Your son isn’t even Christian never mind Catholic. Other than the fact that he’s living under your roof, he has no reason or obligation to attend Church. But I’m sure you’re probably a little nervous about what may happen to the relationship if you put your foot down and demand he attend Mass with you (he’s 21 and not Christian…does doing that sort of thing ever end with a positive result?). If a promise gives him a reason to *voluntarily *go…why not?

He’s 21 years old. At some point you have to allow them to decide what they will spend their money on, and their time on. If this were a 15 year old kid, OK, although I’d still start cutting the apron strings and allow them to decide for themselves in some arenas.

He has every right to move out and do whatever he wants, and the OP would not know about it at all. Presumably, the family morals have already imprinted upon him and he feels that this game is a little beyond the pale…So you allow him to play and still say, “Yes, son, I would love to have you join me at church! Great idea!” You could also discuss it with him a few months down the road, and tell him that you hope that by now, he is feeling more connected with the congregation and with his own faith life.

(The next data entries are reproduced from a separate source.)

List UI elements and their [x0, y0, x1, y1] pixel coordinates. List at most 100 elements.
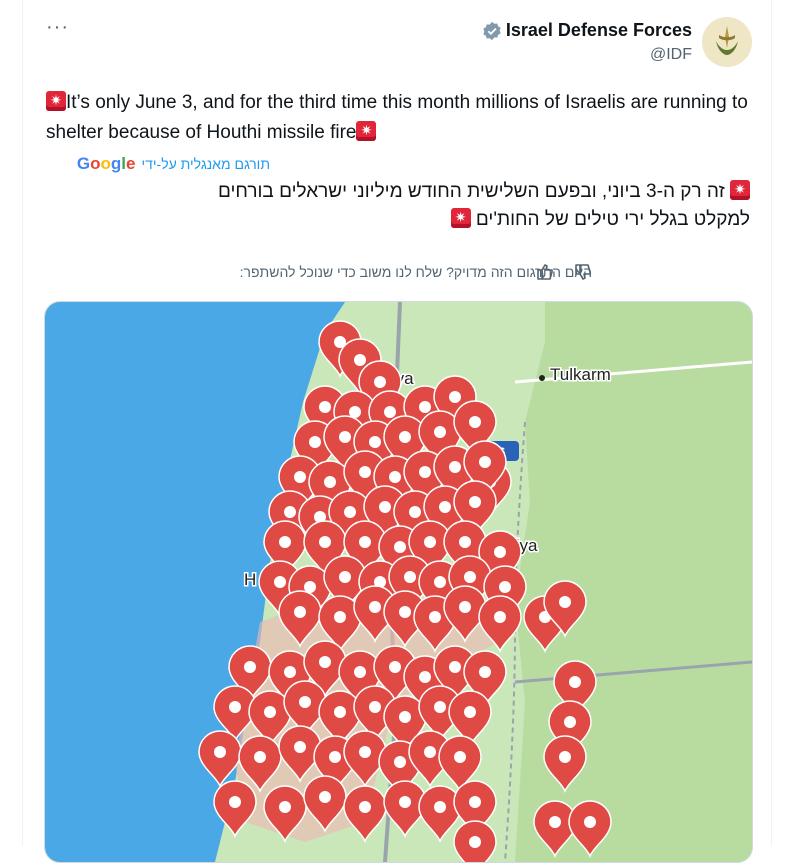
alert-pin-dot	[319, 536, 331, 548]
alert-pin-dot	[374, 376, 386, 388]
alert-pin-dot	[274, 576, 286, 588]
alert-pin-dot	[384, 406, 396, 418]
alert-pin-dot	[354, 666, 366, 678]
alert-pin-dot	[359, 466, 371, 478]
alert-pin-dot	[354, 354, 366, 366]
alert-pin-dot	[369, 601, 381, 613]
alert-pin-dot	[264, 706, 276, 718]
alert-pin-dot	[449, 461, 461, 473]
alert-pin-dot	[389, 661, 401, 673]
alert-pin-dot	[399, 606, 411, 618]
alert-pin-dot	[394, 756, 406, 768]
alert-pin-dot	[404, 571, 416, 583]
alert-pin-dot	[319, 656, 331, 668]
alert-pin-dot	[334, 611, 346, 623]
alert-pin-dot	[294, 471, 306, 483]
alert-pin-dot	[399, 431, 411, 443]
tulkarm-label: Tulkarm	[550, 365, 611, 384]
verified-badge-icon	[483, 21, 501, 40]
avatar[interactable]	[702, 17, 752, 67]
alert-pin-dot	[449, 391, 461, 403]
tweet-text-he-line2: למקלט בגלל ירי טילים של החות'ים	[475, 209, 750, 230]
siren-icon	[356, 121, 377, 141]
alert-pin-dot	[229, 796, 241, 808]
google-logo: Google	[76, 154, 136, 173]
alert-pin-dot	[469, 496, 481, 508]
alert-pin-dot	[399, 796, 411, 808]
alert-pin-dot	[464, 706, 476, 718]
alert-pin-dot	[434, 426, 446, 438]
alert-pin-dot	[279, 536, 291, 548]
alert-pin-dot	[389, 471, 401, 483]
tweet-text-en: It’s only June 3, and for the third time…	[46, 92, 748, 143]
alert-pin-dot	[329, 751, 341, 763]
alert-pin-dot	[359, 801, 371, 813]
alert-pin-dot	[439, 501, 451, 513]
alert-pin-dot	[359, 746, 371, 758]
alert-pin-dot	[464, 571, 476, 583]
alert-pin-dot	[319, 401, 331, 413]
alert-pin-dot	[284, 666, 296, 678]
alert-pin-dot	[549, 816, 561, 828]
author-handle[interactable]: @IDF	[650, 46, 692, 64]
alert-pin-dot	[284, 506, 296, 518]
hills	[515, 302, 752, 862]
alert-pin-dot	[569, 676, 581, 688]
alert-pin-dot	[229, 701, 241, 713]
alert-pin-dot	[494, 546, 506, 558]
alert-pin-dot	[244, 661, 256, 673]
alert-pin-dot	[469, 416, 481, 428]
alert-pin-dot	[214, 746, 226, 758]
alert-pin-dot	[324, 476, 336, 488]
alert-pin-dot	[559, 751, 571, 763]
alert-pin-dot	[459, 601, 471, 613]
city-dot	[539, 375, 545, 381]
alert-pin-dot	[394, 541, 406, 553]
alert-pin-dot	[469, 796, 481, 808]
alert-pin-dot	[369, 701, 381, 713]
alert-pin-dot	[584, 816, 596, 828]
alert-pin-dot	[409, 506, 421, 518]
siren-icon	[450, 208, 471, 228]
author-name[interactable]: Israel Defense Forces	[482, 20, 692, 41]
siren-icon	[730, 180, 750, 200]
alert-pin-dot	[399, 711, 411, 723]
alert-pin-dot	[499, 581, 511, 593]
alert-map: 6 tanya Tulkarm lqiliya H	[45, 302, 752, 862]
alert-pin-dot	[344, 506, 356, 518]
alert-pin-dot	[559, 596, 571, 608]
alert-pin-dot	[424, 536, 436, 548]
alert-pin-dot	[254, 751, 266, 763]
alert-pin-dot	[424, 746, 436, 758]
alert-pin-dot	[339, 431, 351, 443]
alert-pin-dot	[299, 696, 311, 708]
alert-pin-dot	[339, 571, 351, 583]
translated-by-label: תורגם מאנגלית על-ידי	[141, 156, 271, 172]
alert-pin-dot	[419, 466, 431, 478]
alert-pin-dot	[434, 701, 446, 713]
alert-pin-dot	[494, 611, 506, 623]
idf-emblem-icon	[702, 17, 752, 67]
alert-map-image[interactable]: 6 tanya Tulkarm lqiliya H	[44, 301, 753, 863]
alert-pin-dot	[309, 436, 321, 448]
alert-pin-dot	[359, 536, 371, 548]
alert-pin-dot	[369, 436, 381, 448]
alert-pin-dot	[419, 671, 431, 683]
more-options-button[interactable]: ···	[46, 16, 69, 39]
translated-tweet-text: זה רק ה-3 ביוני, ובפעם השלישית החודש מיל…	[50, 178, 750, 234]
alert-pin-dot	[319, 791, 331, 803]
alert-pin-dot	[479, 666, 491, 678]
translation-feedback: האם התרגום הזה מדויק? שלח לנו משוב כדי ש…	[239, 264, 592, 280]
alert-pin-dot	[279, 801, 291, 813]
alert-pin-dot	[379, 501, 391, 513]
alert-pin-dot	[294, 606, 306, 618]
tweet-text: It’s only June 3, and for the third time…	[46, 88, 752, 148]
alert-pin-dot	[469, 836, 481, 848]
translation-attribution[interactable]: תורגם מאנגלית על-ידי Google	[77, 154, 270, 174]
tweet-text-he-line1: זה רק ה-3 ביוני, ובפעם השלישית החודש מיל…	[217, 181, 725, 202]
alert-pin-dot	[459, 536, 471, 548]
herzliya-label: H	[244, 570, 256, 589]
alert-pin-dot	[454, 751, 466, 763]
siren-icon	[46, 91, 66, 111]
alert-pin-dot	[434, 576, 446, 588]
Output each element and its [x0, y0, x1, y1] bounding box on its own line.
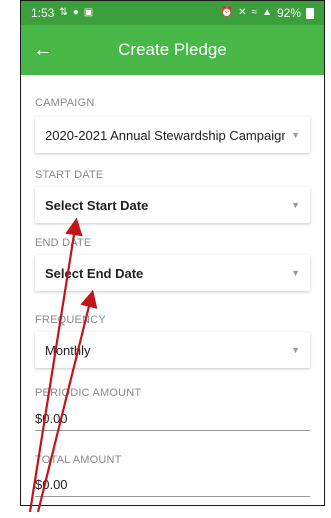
campaign-label: CAMPAIGN	[35, 97, 95, 109]
periodic-amount-label: PERIODIC AMOUNT	[35, 387, 142, 399]
end-date-field: END DATE	[35, 237, 310, 249]
periodic-amount-input[interactable]: $0.00	[35, 403, 310, 431]
sync-icon: ⇅	[59, 7, 68, 18]
chevron-down-icon: ▼	[291, 200, 300, 210]
image-icon: ▣	[83, 7, 94, 18]
campaign-select-wrap: 2020-2021 Annual Stewardship Campaign ▼	[35, 117, 310, 153]
start-date-label: START DATE	[35, 169, 104, 181]
app-bar: ← Create Pledge	[21, 25, 324, 75]
battery-icon	[306, 7, 314, 19]
end-date-value: Select End Date	[45, 265, 144, 281]
frequency-select[interactable]: Monthly ▼	[35, 332, 310, 368]
periodic-amount-field: PERIODIC AMOUNT	[35, 387, 310, 399]
total-amount-wrap: $0.00	[35, 469, 310, 497]
frequency-field: FREQUENCY	[35, 314, 310, 326]
status-time: 1:53	[31, 6, 55, 20]
frequency-value: Monthly	[45, 342, 91, 358]
mute-icon: ✕	[238, 7, 247, 18]
periodic-amount-wrap: $0.00	[35, 403, 310, 431]
start-date-select-wrap: Select Start Date ▼	[35, 187, 310, 223]
status-bar: 1:53 ⇅ ● ▣ ⏰ ✕ ≈ ▲ 92%	[21, 1, 324, 25]
total-amount-input[interactable]: $0.00	[35, 469, 310, 497]
page-title: Create Pledge	[118, 40, 227, 59]
status-left: 1:53 ⇅ ● ▣	[31, 6, 93, 20]
start-date-field: START DATE	[35, 169, 310, 181]
chevron-down-icon: ▼	[291, 268, 300, 278]
campaign-value: 2020-2021 Annual Stewardship Campaign	[45, 127, 286, 143]
end-date-select-wrap: Select End Date ▼	[35, 255, 310, 291]
location-icon: ●	[72, 7, 79, 18]
battery-percent: 92%	[276, 6, 301, 20]
total-amount-field: TOTAL AMOUNT	[35, 454, 310, 466]
arrow-left-icon: ←	[33, 38, 53, 61]
signal-icon: ▲	[262, 7, 272, 18]
campaign-select[interactable]: 2020-2021 Annual Stewardship Campaign ▼	[35, 117, 310, 153]
campaign-field: CAMPAIGN	[35, 97, 310, 109]
frequency-label: FREQUENCY	[35, 314, 106, 326]
end-date-select[interactable]: Select End Date ▼	[35, 255, 310, 291]
phone-screen: 1:53 ⇅ ● ▣ ⏰ ✕ ≈ ▲ 92% ← Create Pledge C…	[20, 0, 325, 506]
alarm-icon: ⏰	[220, 7, 234, 18]
wifi-icon: ≈	[251, 7, 258, 18]
back-button[interactable]: ←	[21, 25, 65, 75]
frequency-select-wrap: Monthly ▼	[35, 332, 310, 368]
chevron-down-icon: ▼	[291, 345, 300, 355]
status-right: ⏰ ✕ ≈ ▲ 92%	[221, 6, 314, 20]
chevron-down-icon: ▼	[291, 130, 300, 140]
start-date-select[interactable]: Select Start Date ▼	[35, 187, 310, 223]
start-date-value: Select Start Date	[45, 197, 149, 213]
total-amount-label: TOTAL AMOUNT	[35, 454, 122, 466]
end-date-label: END DATE	[35, 237, 92, 249]
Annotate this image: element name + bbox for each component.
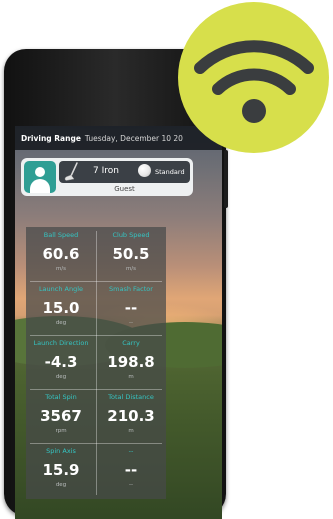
phone-side-button [224, 150, 228, 208]
stat-value: 210.3 [107, 407, 155, 425]
stat-unit: -- [129, 320, 133, 326]
stat-unit: deg [55, 482, 67, 488]
app-promo: Driving Range Tuesday, December 10 20 7 … [0, 0, 333, 519]
stat-label: Launch Direction [33, 339, 89, 347]
stat-value: 15.0 [42, 299, 80, 317]
stat-label: Ball Speed [43, 231, 79, 239]
stat-label: Smash Factor [109, 285, 153, 293]
stat-label: Launch Angle [38, 285, 84, 293]
stat-value: 3567 [40, 407, 82, 425]
stat-unit: -- [129, 482, 133, 488]
stat-total-spin: Total Spin 3567 rpm [26, 389, 96, 443]
club-name: 7 Iron [93, 166, 119, 176]
player-name: Guest [114, 185, 135, 193]
stat-label: Total Spin [45, 393, 77, 401]
stat-value: 60.6 [42, 245, 80, 263]
stat-label: Club Speed [112, 231, 150, 239]
stat-label: Spin Axis [46, 447, 76, 455]
stat-label: -- [128, 447, 134, 455]
stat-value: 198.8 [107, 353, 155, 371]
stat-smash-factor: Smash Factor -- -- [96, 281, 166, 335]
stat-unit: deg [55, 374, 67, 380]
stat-club-speed: Club Speed 50.5 m/s [96, 227, 166, 281]
stat-unit: rpm [55, 428, 67, 434]
session-date: Tuesday, December 10 20 [84, 133, 183, 143]
stat-ball-speed: Ball Speed 60.6 m/s [26, 227, 96, 281]
golf-ball-icon [138, 164, 151, 177]
stat-value: 15.9 [42, 461, 80, 479]
stat-carry: Carry 198.8 m [96, 335, 166, 389]
stat-value: -4.3 [44, 353, 78, 371]
stat-launch-direction: Launch Direction -4.3 deg [26, 335, 96, 389]
stat-unit: m/s [55, 266, 67, 272]
avatar-icon[interactable] [24, 161, 56, 193]
player-card[interactable]: 7 Iron Standard Guest [21, 158, 193, 196]
stat-label: Total Distance [108, 393, 154, 401]
stat-unit: m [128, 428, 134, 434]
stat-spin-axis: Spin Axis 15.9 deg [26, 443, 96, 497]
stat-unit: deg [55, 320, 67, 326]
stat-value: -- [124, 461, 138, 479]
stat-value: -- [124, 299, 138, 317]
stat-unit: m [128, 374, 134, 380]
ball-type: Standard [155, 168, 185, 176]
app-screen: Driving Range Tuesday, December 10 20 7 … [15, 126, 222, 519]
stat-empty: -- -- -- [96, 443, 166, 497]
stat-value: 50.5 [112, 245, 150, 263]
stat-launch-angle: Launch Angle 15.0 deg [26, 281, 96, 335]
stat-unit: m/s [125, 266, 137, 272]
equipment-bar[interactable]: 7 Iron Standard [59, 161, 190, 183]
wifi-badge [178, 2, 329, 153]
mode-title: Driving Range [21, 133, 81, 143]
stat-label: Carry [122, 339, 140, 347]
golf-club-icon [64, 162, 78, 181]
wifi-icon [194, 40, 314, 123]
stat-total-distance: Total Distance 210.3 m [96, 389, 166, 443]
shot-stats-panel: Ball Speed 60.6 m/s Club Speed 50.5 m/s … [26, 227, 166, 499]
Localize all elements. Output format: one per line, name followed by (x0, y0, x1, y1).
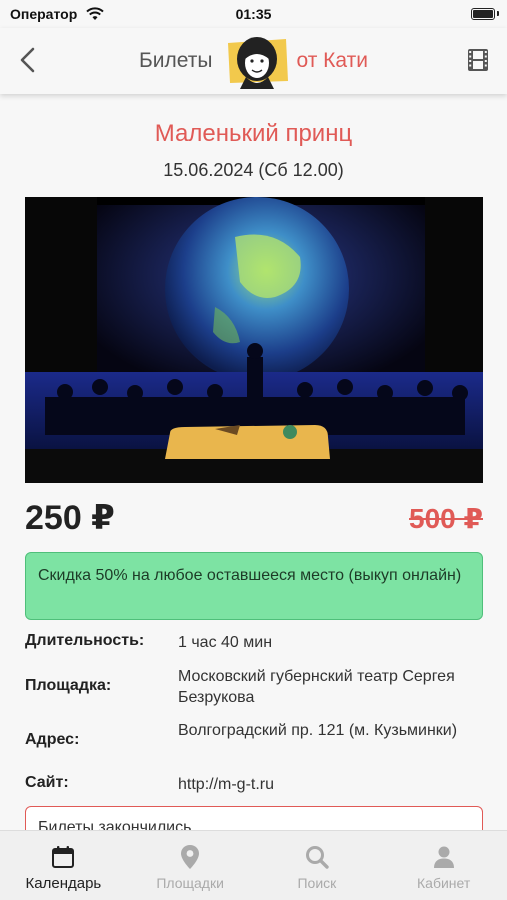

Never heard of that one, I guess my son may have but he’s never brought it into the house.

I am so glad to hear that your son is chaste!!! This is a good young man!!!


I’m thinking the Holy Spirit is nagging him a little bit.

I don’t know about the new game but I know in the old one Shang Sung was able to acquire a soul after a flawless victory. Maybe this is a very wierd way of God and His Church acquiring you son’s soul. Sounds like an flawless victory to me if it works :smiley:

Dear 1ke,

I appreciate your honest opinion and share your beliefs. Thanks.